Bürgerreporter berichten aus: Gießen | Überall | Ort wählen...

„Kein Grund zum Jubeln“ - Projektwerkstatt in Saasen begeht 30-Jahres-Jubiläum mit Filmabenden, Trainings und Informationsveranstaltungen

Blick über den Garten auf die Gebäude
Blick über den Garten auf die Gebäude
Gießen | Vor 30 Jahren, genauer am 28. November 1989, weihte ein kleiner Kreis von Naturschutz-Aktiven einen Raum im Naturschutzzentrum „Alter Bahnhof Trais-Horloff“ (Hungen) als offen zugänglichen Raum voller Arbeitsinfrastruktur ein. Das war der Startschuss für die dort später in mehreren Räumen bis 1993 betriebene Projektwerkstatt, die im April in ein größeres Gebäude nach Reiskirchen-Saasen umzog. Schnell wurde sie auch zum Vorbild für später entstehende 50 Projektwerkstätten bundesweit, von denen heute allerdings nur noch wenige bestehen. Die älteste von ihnen aber besteht als „Villa Kunterbunt des kreativen Widerstandes“, wie sie von ihren Nutzer*innen oft beschrieben wird, bis heute und wirkt mit kreativen Aktionsideen sowohl bei regionalen Themen wie der Verkehrswende in und um Gießen als auch bei überregionalen Aktionen zur Gentechnik, am Hambacherforst oder bei der aktuellen Waldbesetzung im Dannenröder Forst mit. „Wir sind keine feste Gruppe, sondern eine offene Aktionsplattform, die alle nutzen und weiterentwickeln können“, beschreibt Jörg Bergstedt, einzig verbliebener Aktiver aus der Anfangszeit, die Rolle der Projektwerkstatt als Ort der Selbstermächtigung. „Wir bieten Menschen, die eigene Ideen haben, Wissen, Räume und Material, diese auch zu verwirklichen“.

Mehr über...
Von November 2019 bis Januar 2020 wollen Aktive in der Projektwerkstatt mit einem bunten Programm an Trainings, Film- und Informationsabenden neue Akzente setzen.

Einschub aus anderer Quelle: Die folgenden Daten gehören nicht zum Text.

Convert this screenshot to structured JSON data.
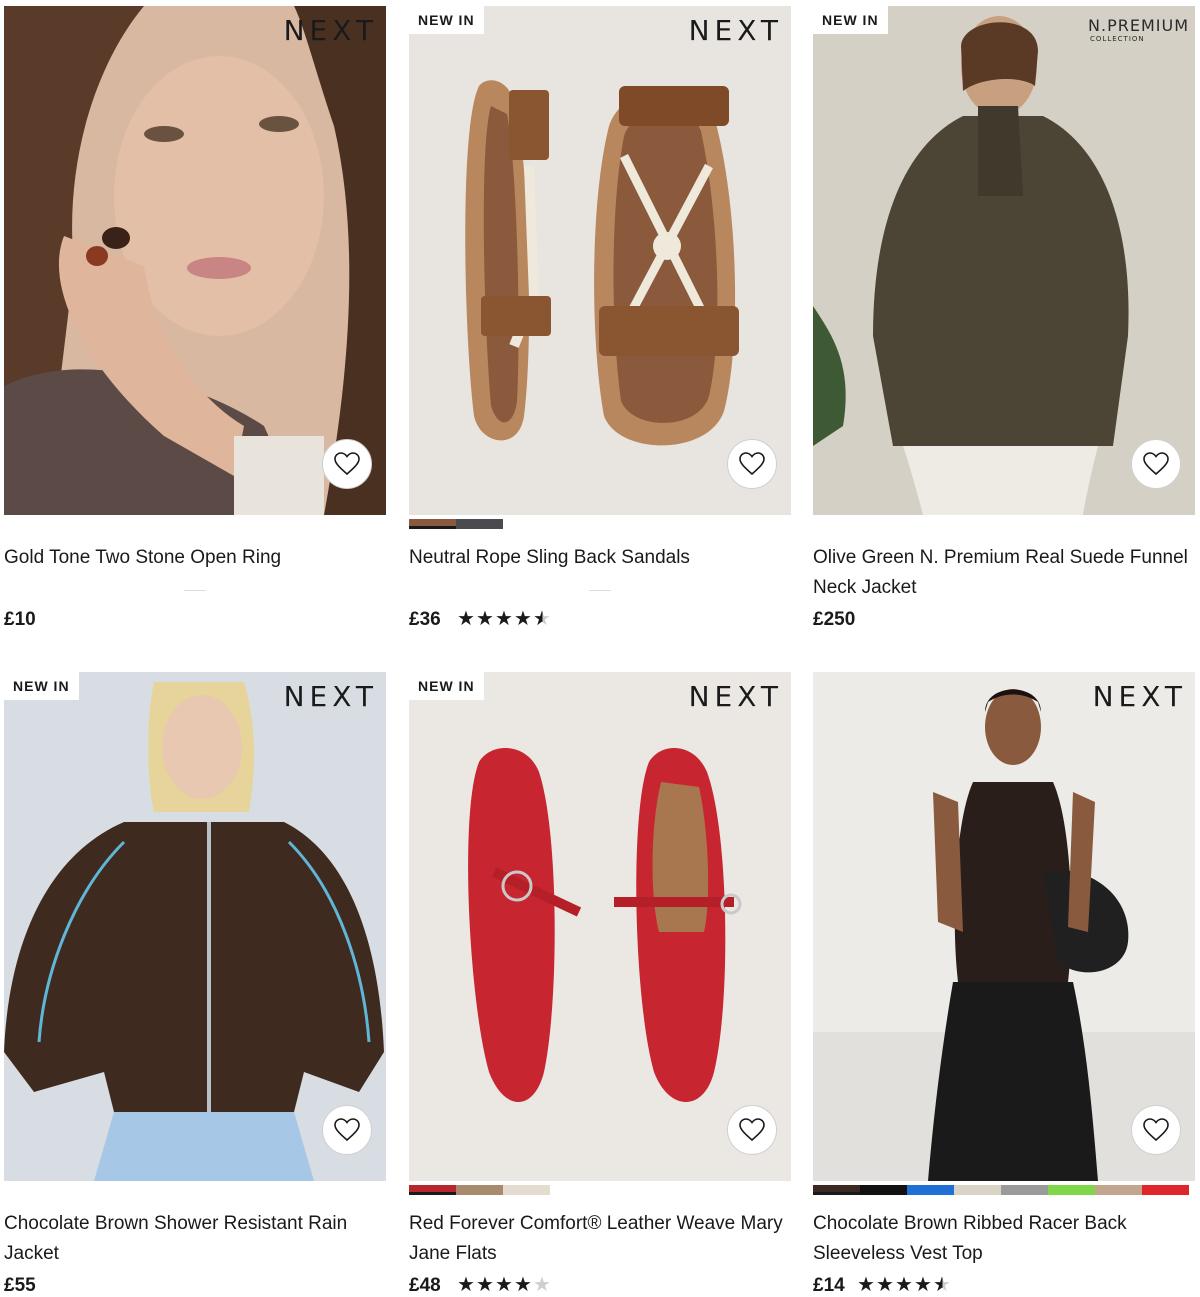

Das Jubiläum soll dabei nur ein Anlass, aber nicht die Hauptsache sein. „Es gibt keinen Grund zum Feiern: Auch wenn wir die eine oder andere Auseinandersetzung gewinnen oder politische Verschiebungen erreichen konnten, sind Ausbeutung, Zerstörung und Unterdrückung weiterhin, oft sogar verschärft prägende Merkmale dieser Gesellschaft. Die eigentlichen Revolten gegen das ständige Macht- und Profitdenken muss erst noch kommen“, lautet ein Resümee der vergangenen drei Jahrzehnte.
Dennoch soll das Jubiläumsprogramm zeigen, dass in und hinter dem Haus in der Ludwigstraße 11 im Reiskirchener Ortsteil Saasen viel steckt. Drei Höhepunkte werden dabei die kommenden Monate prägen.

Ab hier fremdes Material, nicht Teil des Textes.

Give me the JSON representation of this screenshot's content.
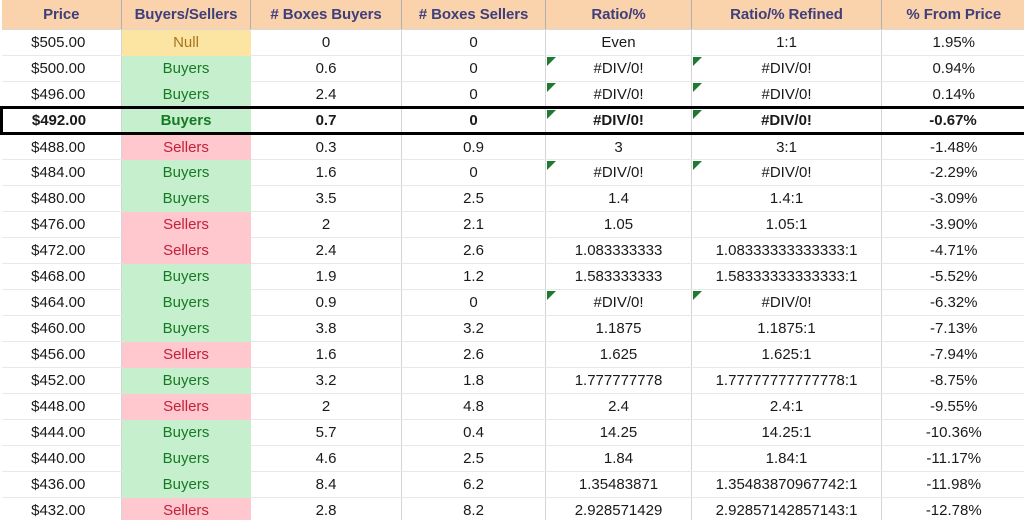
{
  "table": {
    "columns": [
      {
        "key": "price",
        "label": "Price"
      },
      {
        "key": "bs",
        "label": "Buyers/Sellers"
      },
      {
        "key": "boxes_buy",
        "label": "# Boxes Buyers"
      },
      {
        "key": "boxes_sell",
        "label": "# Boxes Sellers"
      },
      {
        "key": "ratio",
        "label": "Ratio/%"
      },
      {
        "key": "ratio_ref",
        "label": "Ratio/% Refined"
      },
      {
        "key": "pct",
        "label": "% From Price"
      }
    ],
    "colors": {
      "header_bg": "#fad2ac",
      "header_text": "#3f3f7a",
      "buyers_bg": "#c6efce",
      "buyers_text": "#157a22",
      "sellers_bg": "#ffc7ce",
      "sellers_text": "#c0223b",
      "null_bg": "#fce5a2",
      "null_text": "#a5761b",
      "error_flag": "#1e7a33",
      "highlight_border": "#000000"
    },
    "rows": [
      {
        "price": "$505.00",
        "bs": "Null",
        "bs_state": "null",
        "boxes_buy": "0",
        "boxes_sell": "0",
        "ratio": "Even",
        "ratio_flag": false,
        "ratio_ref": "1:1",
        "ratio_ref_flag": false,
        "pct": "1.95%",
        "highlight": false
      },
      {
        "price": "$500.00",
        "bs": "Buyers",
        "bs_state": "buyers",
        "boxes_buy": "0.6",
        "boxes_sell": "0",
        "ratio": "#DIV/0!",
        "ratio_flag": true,
        "ratio_ref": "#DIV/0!",
        "ratio_ref_flag": true,
        "pct": "0.94%",
        "highlight": false
      },
      {
        "price": "$496.00",
        "bs": "Buyers",
        "bs_state": "buyers",
        "boxes_buy": "2.4",
        "boxes_sell": "0",
        "ratio": "#DIV/0!",
        "ratio_flag": true,
        "ratio_ref": "#DIV/0!",
        "ratio_ref_flag": true,
        "pct": "0.14%",
        "highlight": false
      },
      {
        "price": "$492.00",
        "bs": "Buyers",
        "bs_state": "buyers",
        "boxes_buy": "0.7",
        "boxes_sell": "0",
        "ratio": "#DIV/0!",
        "ratio_flag": true,
        "ratio_ref": "#DIV/0!",
        "ratio_ref_flag": true,
        "pct": "-0.67%",
        "highlight": true
      },
      {
        "price": "$488.00",
        "bs": "Sellers",
        "bs_state": "sellers",
        "boxes_buy": "0.3",
        "boxes_sell": "0.9",
        "ratio": "3",
        "ratio_flag": false,
        "ratio_ref": "3:1",
        "ratio_ref_flag": false,
        "pct": "-1.48%",
        "highlight": false
      },
      {
        "price": "$484.00",
        "bs": "Buyers",
        "bs_state": "buyers",
        "boxes_buy": "1.6",
        "boxes_sell": "0",
        "ratio": "#DIV/0!",
        "ratio_flag": true,
        "ratio_ref": "#DIV/0!",
        "ratio_ref_flag": true,
        "pct": "-2.29%",
        "highlight": false
      },
      {
        "price": "$480.00",
        "bs": "Buyers",
        "bs_state": "buyers",
        "boxes_buy": "3.5",
        "boxes_sell": "2.5",
        "ratio": "1.4",
        "ratio_flag": false,
        "ratio_ref": "1.4:1",
        "ratio_ref_flag": false,
        "pct": "-3.09%",
        "highlight": false
      },
      {
        "price": "$476.00",
        "bs": "Sellers",
        "bs_state": "sellers",
        "boxes_buy": "2",
        "boxes_sell": "2.1",
        "ratio": "1.05",
        "ratio_flag": false,
        "ratio_ref": "1.05:1",
        "ratio_ref_flag": false,
        "pct": "-3.90%",
        "highlight": false
      },
      {
        "price": "$472.00",
        "bs": "Sellers",
        "bs_state": "sellers",
        "boxes_buy": "2.4",
        "boxes_sell": "2.6",
        "ratio": "1.083333333",
        "ratio_flag": false,
        "ratio_ref": "1.08333333333333:1",
        "ratio_ref_flag": false,
        "pct": "-4.71%",
        "highlight": false
      },
      {
        "price": "$468.00",
        "bs": "Buyers",
        "bs_state": "buyers",
        "boxes_buy": "1.9",
        "boxes_sell": "1.2",
        "ratio": "1.583333333",
        "ratio_flag": false,
        "ratio_ref": "1.58333333333333:1",
        "ratio_ref_flag": false,
        "pct": "-5.52%",
        "highlight": false
      },
      {
        "price": "$464.00",
        "bs": "Buyers",
        "bs_state": "buyers",
        "boxes_buy": "0.9",
        "boxes_sell": "0",
        "ratio": "#DIV/0!",
        "ratio_flag": true,
        "ratio_ref": "#DIV/0!",
        "ratio_ref_flag": true,
        "pct": "-6.32%",
        "highlight": false
      },
      {
        "price": "$460.00",
        "bs": "Buyers",
        "bs_state": "buyers",
        "boxes_buy": "3.8",
        "boxes_sell": "3.2",
        "ratio": "1.1875",
        "ratio_flag": false,
        "ratio_ref": "1.1875:1",
        "ratio_ref_flag": false,
        "pct": "-7.13%",
        "highlight": false
      },
      {
        "price": "$456.00",
        "bs": "Sellers",
        "bs_state": "sellers",
        "boxes_buy": "1.6",
        "boxes_sell": "2.6",
        "ratio": "1.625",
        "ratio_flag": false,
        "ratio_ref": "1.625:1",
        "ratio_ref_flag": false,
        "pct": "-7.94%",
        "highlight": false
      },
      {
        "price": "$452.00",
        "bs": "Buyers",
        "bs_state": "buyers",
        "boxes_buy": "3.2",
        "boxes_sell": "1.8",
        "ratio": "1.777777778",
        "ratio_flag": false,
        "ratio_ref": "1.77777777777778:1",
        "ratio_ref_flag": false,
        "pct": "-8.75%",
        "highlight": false
      },
      {
        "price": "$448.00",
        "bs": "Sellers",
        "bs_state": "sellers",
        "boxes_buy": "2",
        "boxes_sell": "4.8",
        "ratio": "2.4",
        "ratio_flag": false,
        "ratio_ref": "2.4:1",
        "ratio_ref_flag": false,
        "pct": "-9.55%",
        "highlight": false
      },
      {
        "price": "$444.00",
        "bs": "Buyers",
        "bs_state": "buyers",
        "boxes_buy": "5.7",
        "boxes_sell": "0.4",
        "ratio": "14.25",
        "ratio_flag": false,
        "ratio_ref": "14.25:1",
        "ratio_ref_flag": false,
        "pct": "-10.36%",
        "highlight": false
      },
      {
        "price": "$440.00",
        "bs": "Buyers",
        "bs_state": "buyers",
        "boxes_buy": "4.6",
        "boxes_sell": "2.5",
        "ratio": "1.84",
        "ratio_flag": false,
        "ratio_ref": "1.84:1",
        "ratio_ref_flag": false,
        "pct": "-11.17%",
        "highlight": false
      },
      {
        "price": "$436.00",
        "bs": "Buyers",
        "bs_state": "buyers",
        "boxes_buy": "8.4",
        "boxes_sell": "6.2",
        "ratio": "1.35483871",
        "ratio_flag": false,
        "ratio_ref": "1.35483870967742:1",
        "ratio_ref_flag": false,
        "pct": "-11.98%",
        "highlight": false
      },
      {
        "price": "$432.00",
        "bs": "Sellers",
        "bs_state": "sellers",
        "boxes_buy": "2.8",
        "boxes_sell": "8.2",
        "ratio": "2.928571429",
        "ratio_flag": false,
        "ratio_ref": "2.92857142857143:1",
        "ratio_ref_flag": false,
        "pct": "-12.78%",
        "highlight": false
      }
    ]
  }
}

Zum einen startet am im November die diesjährige Globale – die Projektwerkstatt ist bei dem Filmfestival vom 8.-10.11. wieder als Spielort dabei. Gezeigt werden "Zeit für Utopien" (Fr, 8.11., 20.30 Uhr), "Waiting for the Carnival" mit schockierenden Einblicken in die Jeansproduktion (Sa, 9.11., 18 Uhr) und "Oro Blanco" zum Lithiumabbau unter anderem für Elektro-Autos (So, 10.11., 18 Uhr).
Blick in die Bibliothek der Projektwerkstatt
Blick in die Bibliothek der Projektwerkstatt
Wie üblich, werden aber nicht einfach nur Filme zeigen. Krisen und Aufbäumen sollen keine Unterhaltung, sondern Hintergrund und Aufforderung zum Handeln sein. Rund um die Filme gibt es daher Zeit und Raum für Diskussionen, Schmökern in den Bibliotheken und den Aktionsausstellungen.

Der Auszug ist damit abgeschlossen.